A maui scheduler is used to start jobs, organise the order in the batch queue and put jobs aside that are not eligible to run or to queue at the moment; i.e., manage active, idle and blocked jobs, which are displayed by the showq command.
To be eligible to run, a job may not have a walltime that exceeds 168 hours (7 days). If a job is submitted with a longer walltime, it will be blocked and labelled BatchHold, which means that it will never start by itself. Furthermore, the sum of the walltime (multiplied by the number of processors for parallel jobs) remaining for the running jobs of the user and the walltime of the submitted job should not be larger than the value of MAXPS (see the table below). If it is, the submitted job will be blocked and labelled Idle. When the running jobs have spent enough walltime to lower the sum to MAXPS, the job will be put in the queue and started when its turn comes. In the same way, there are also limits to the number of allocated processors, MAXPROC (or the memory corresponding to a processor). These parameters have two levels, a higher "hard" value when there is no queue and a lower "soft" value when there are jobs waiting (blocked jobs do not count as waiting). There are also limits on the eligible jobs in the queue: MAXIPS, MAXIJOB, and MAXIPROC.

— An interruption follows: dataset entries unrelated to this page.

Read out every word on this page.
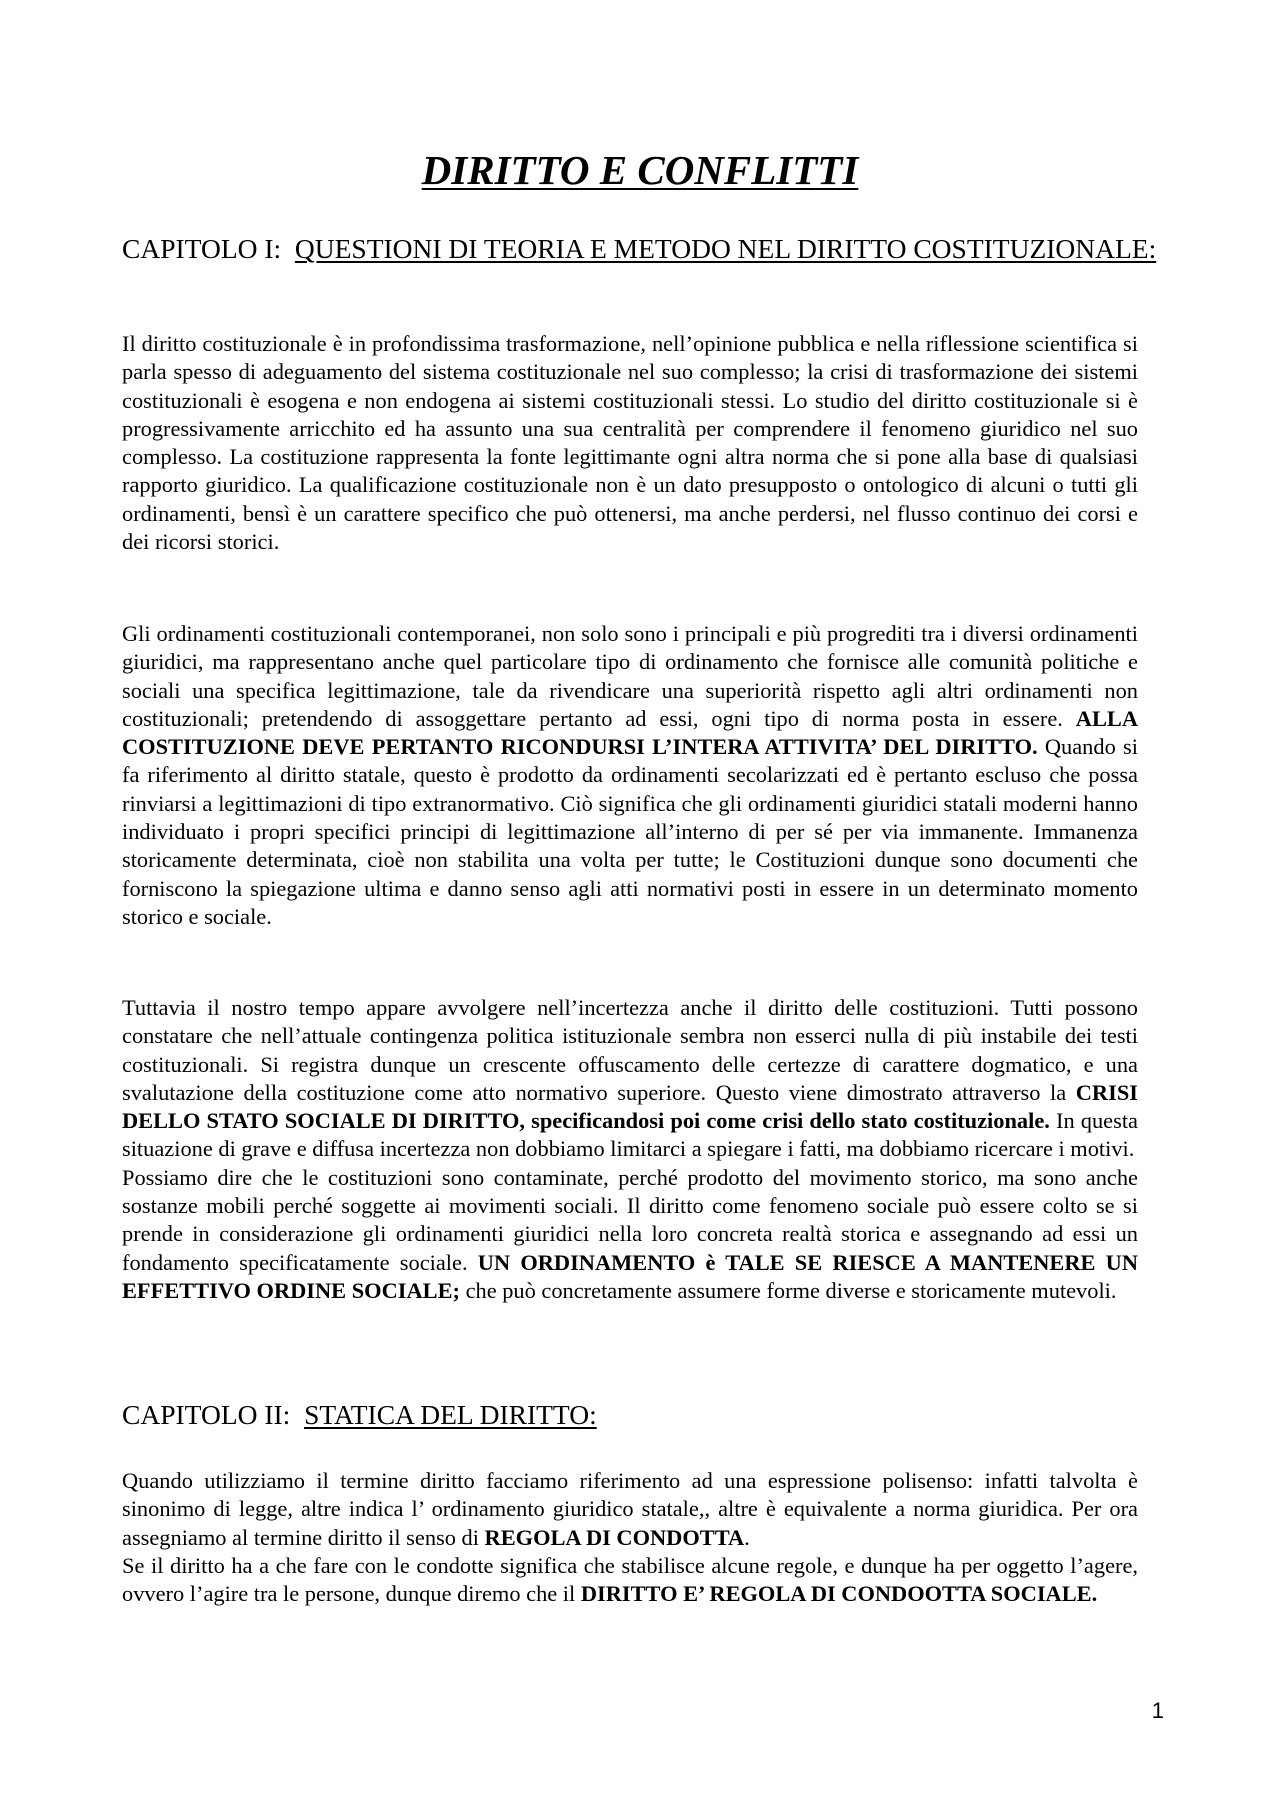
DIRITTO E CONFLITTI
CAPITOLO I: QUESTIONI DI TEORIA E METODO NEL DIRITTO COSTITUZIONALE:

Il diritto costituzionale è in profondissima trasformazione, nell’opinione pubblica e nella riflessione scientifica si parla spesso di adeguamento del sistema costituzionale nel suo complesso; la crisi di trasformazione dei sistemi costituzionali è esogena e non endogena ai sistemi costituzionali stessi. Lo studio del diritto costituzionale si è progressivamente arricchito ed ha assunto una sua centralità per comprendere il fenomeno giuridico nel suo complesso. La costituzione rappresenta la fonte legittimante ogni altra norma che si pone alla base di qualsiasi rapporto giuridico. La qualificazione costituzionale non è un dato presupposto o ontologico di alcuni o tutti gli ordinamenti, bensì è un carattere specifico che può ottenersi, ma anche perdersi, nel flusso continuo dei corsi e dei ricorsi storici.

Gli ordinamenti costituzionali contemporanei, non solo sono i principali e più progrediti tra i diversi ordinamenti giuridici, ma rappresentano anche quel particolare tipo di ordinamento che fornisce alle comunità politiche e sociali una specifica legittimazione, tale da rivendicare una superiorità rispetto agli altri ordinamenti non costituzionali; pretendendo di assoggettare pertanto ad essi, ogni tipo di norma posta in essere. ALLA COSTITUZIONE DEVE PERTANTO RICONDURSI L’INTERA ATTIVITA’ DEL DIRITTO. Quando si fa riferimento al diritto statale, questo è prodotto da ordinamenti secolarizzati ed è pertanto escluso che possa rinviarsi a legittimazioni di tipo extranormativo. Ciò significa che gli ordinamenti giuridici statali moderni hanno individuato i propri specifici principi di legittimazione all’interno di per sé per via immanente. Immanenza storicamente determinata, cioè non stabilita una volta per tutte; le Costituzioni dunque sono documenti che forniscono la spiegazione ultima e danno senso agli atti normativi posti in essere in un determinato momento storico e sociale.

Tuttavia il nostro tempo appare avvolgere nell’incertezza anche il diritto delle costituzioni. Tutti possono constatare che nell’attuale contingenza politica istituzionale sembra non esserci nulla di più instabile dei testi costituzionali. Si registra dunque un crescente offuscamento delle certezze di carattere dogmatico, e una svalutazione della costituzione come atto normativo superiore. Questo viene dimostrato attraverso la CRISI DELLO STATO SOCIALE DI DIRITTO, specificandosi poi come crisi dello stato costituzionale. In questa situazione di grave e diffusa incertezza non dobbiamo limitarci a spiegare i fatti, ma dobbiamo ricercare i motivi.
Possiamo dire che le costituzioni sono contaminate, perché prodotto del movimento storico, ma sono anche sostanze mobili perché soggette ai movimenti sociali. Il diritto come fenomeno sociale può essere colto se si prende in considerazione gli ordinamenti giuridici nella loro concreta realtà storica e assegnando ad essi un fondamento specificatamente sociale. UN ORDINAMENTO è TALE SE RIESCE A MANTENERE UN EFFETTIVO ORDINE SOCIALE; che può concretamente assumere forme diverse e storicamente mutevoli.

CAPITOLO II: STATICA DEL DIRITTO:

Quando utilizziamo il termine diritto facciamo riferimento ad una espressione polisenso: infatti talvolta è sinonimo di legge, altre indica l’ ordinamento giuridico statale,, altre è equivalente a norma giuridica. Per ora assegniamo al termine diritto il senso di REGOLA DI CONDOTTA.
Se il diritto ha a che fare con le condotte significa che stabilisce alcune regole, e dunque ha per oggetto l’agere, ovvero l’agire tra le persone, dunque diremo che il DIRITTO E’ REGOLA DI CONDOOTTA SOCIALE.

1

|MAXPS hard/soft||MAXPROC hard/soft||MAXIPS||MAXIJOB||MAXIPROC|
|Platon||30240 h/15120 h||512/64-256*||30240 h||24||256|
On Monday to Friday between 8.00 and 20.00, four nodes on Platon only accept jobs with walltimes of 2 hours and less, to make it possible to run short tests. It is not allowed to submit long series of two-hour jobs to bypass the queue.

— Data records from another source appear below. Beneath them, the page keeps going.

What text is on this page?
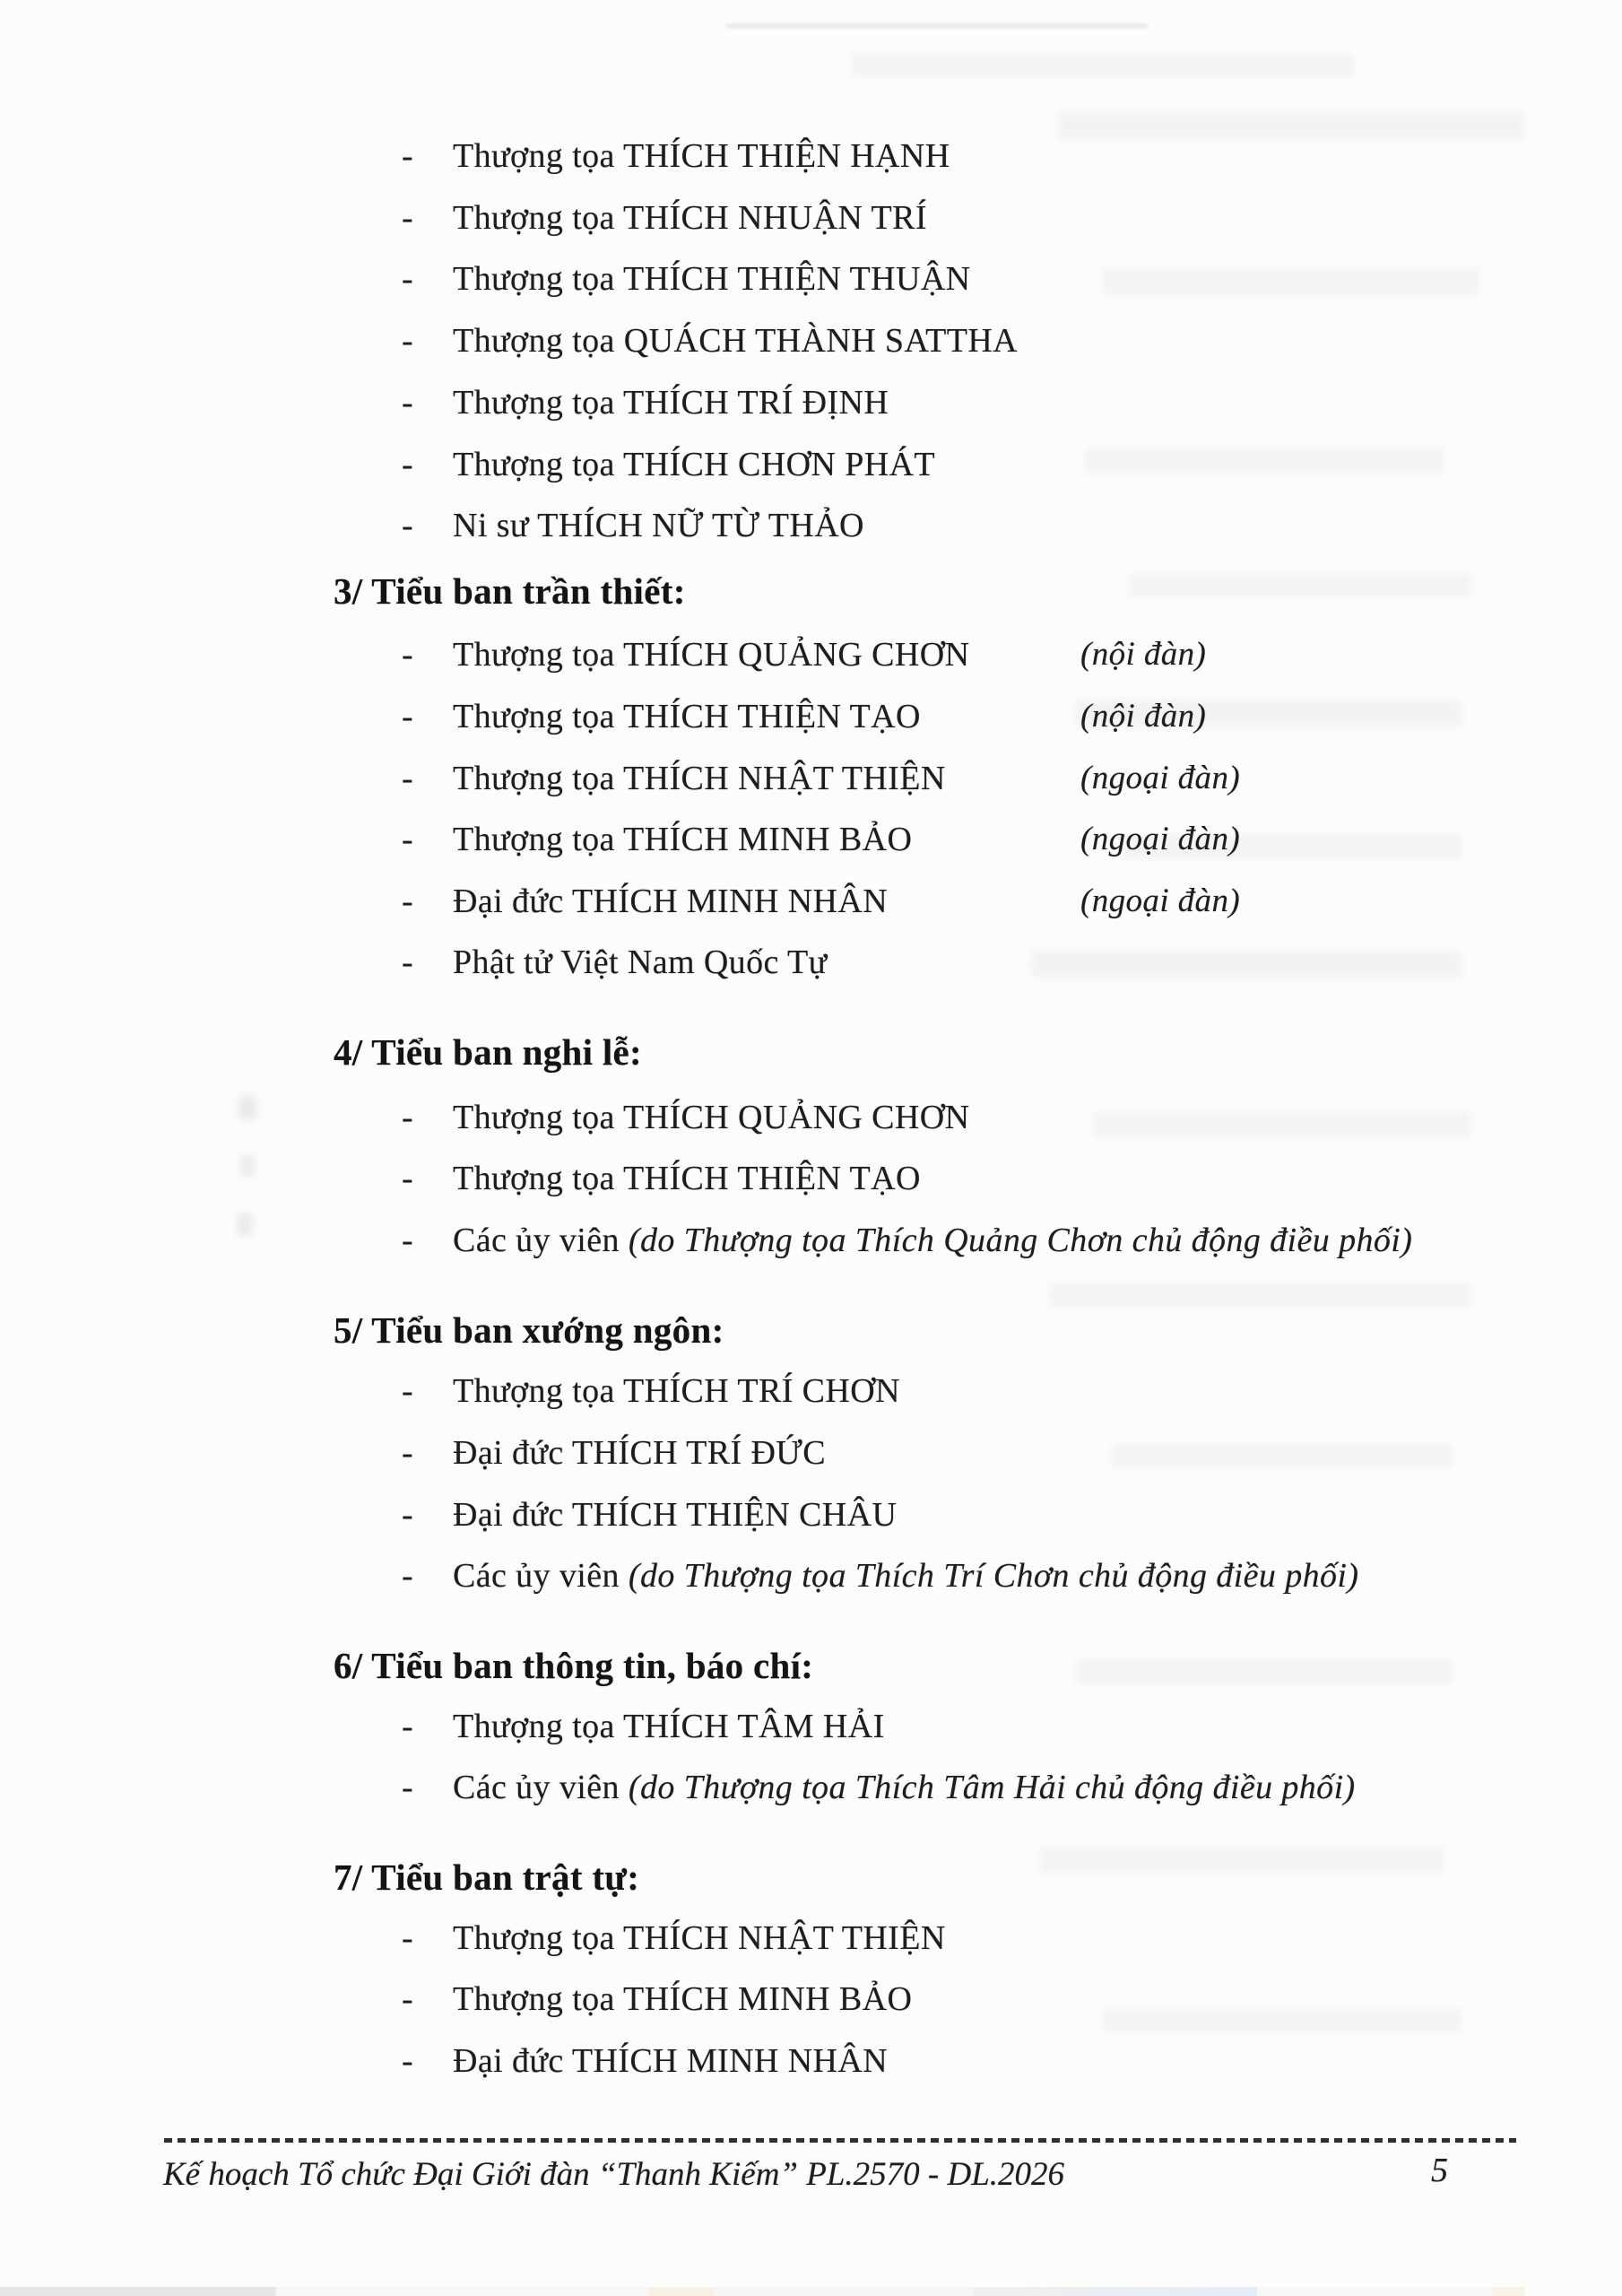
- Thượng tọa THÍCH THIỆN HẠNH
- Thượng tọa THÍCH NHUẬN TRÍ
- Thượng tọa THÍCH THIỆN THUẬN
- Thượng tọa QUÁCH THÀNH SATTHA
- Thượng tọa THÍCH TRÍ ĐỊNH
- Thượng tọa THÍCH CHƠN PHÁT
- Ni sư THÍCH NỮ TỪ THẢO
3/ Tiểu ban trần thiết:
- Thượng tọa THÍCH QUẢNG CHƠN	(nội đàn)
- Thượng tọa THÍCH THIỆN TẠO	(nội đàn)
- Thượng tọa THÍCH NHẬT THIỆN	(ngoại đàn)
- Thượng tọa THÍCH MINH BẢO	(ngoại đàn)
- Đại đức THÍCH MINH NHÂN	(ngoại đàn)
- Phật tử Việt Nam Quốc Tự
4/ Tiểu ban nghi lễ:
- Thượng tọa THÍCH QUẢNG CHƠN
- Thượng tọa THÍCH THIỆN TẠO
- Các ủy viên (do Thượng tọa Thích Quảng Chơn chủ động điều phối)
5/ Tiểu ban xướng ngôn:
- Thượng tọa THÍCH TRÍ CHƠN
- Đại đức THÍCH TRÍ ĐỨC
- Đại đức THÍCH THIỆN CHÂU
- Các ủy viên (do Thượng tọa Thích Trí Chơn chủ động điều phối)
6/ Tiểu ban thông tin, báo chí:
- Thượng tọa THÍCH TÂM HẢI
- Các ủy viên (do Thượng tọa Thích Tâm Hải chủ động điều phối)
7/ Tiểu ban trật tự:
- Thượng tọa THÍCH NHẬT THIỆN
- Thượng tọa THÍCH MINH BẢO
- Đại đức THÍCH MINH NHÂN
Kế hoạch Tổ chức Đại Giới đàn “Thanh Kiếm” PL.2570 - DL.2026	5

The order of the jobs waiting in the queue is governed by two factors, waiting time and "fair share". These give priorities, which are constantly updated. The longer a job sits in the queue, the higher the priority, but a short job will gain priority faster than a job requesting more walltime and may overtake longer jobs. "Fair share" means that users who have not used the system much during the last 14 days will have a higher initial priority than users who have used the system to a large degree. "Fair share" is also a function of the allocated time; i.e., a small allocation will lose priority quicker per used absolute time than a large allocation.
The batch system rules are revised regularly to optimise system utilisation and fairness.
*) The soft MAXPROC depends on the project and is scaled according to the allocation. It is set so that a project running continuously the whole month would still get 80% more than the allocation, although the extra time may be harder to get due to a lower priority.
The reason for the quotas is that projects that submitted many jobs could run large batches, keeping other projects in the queue. The purpose of the quota is, thus, to give projects their fair share all the time. Within a project, the same problem persists, i.e., some people can use up the quota and block others, but the soft quota is also soft in the sense that the queue system can choose to ignore it at times, for example, to let people in that are not running at all.
In addition, to prevent the queue from being swamped, the number of jobs from one user is limited to 500. That is a safety limit and more than 100-200 jobs should be avoided, for example, by collecting many short jobs in fewer longer ones.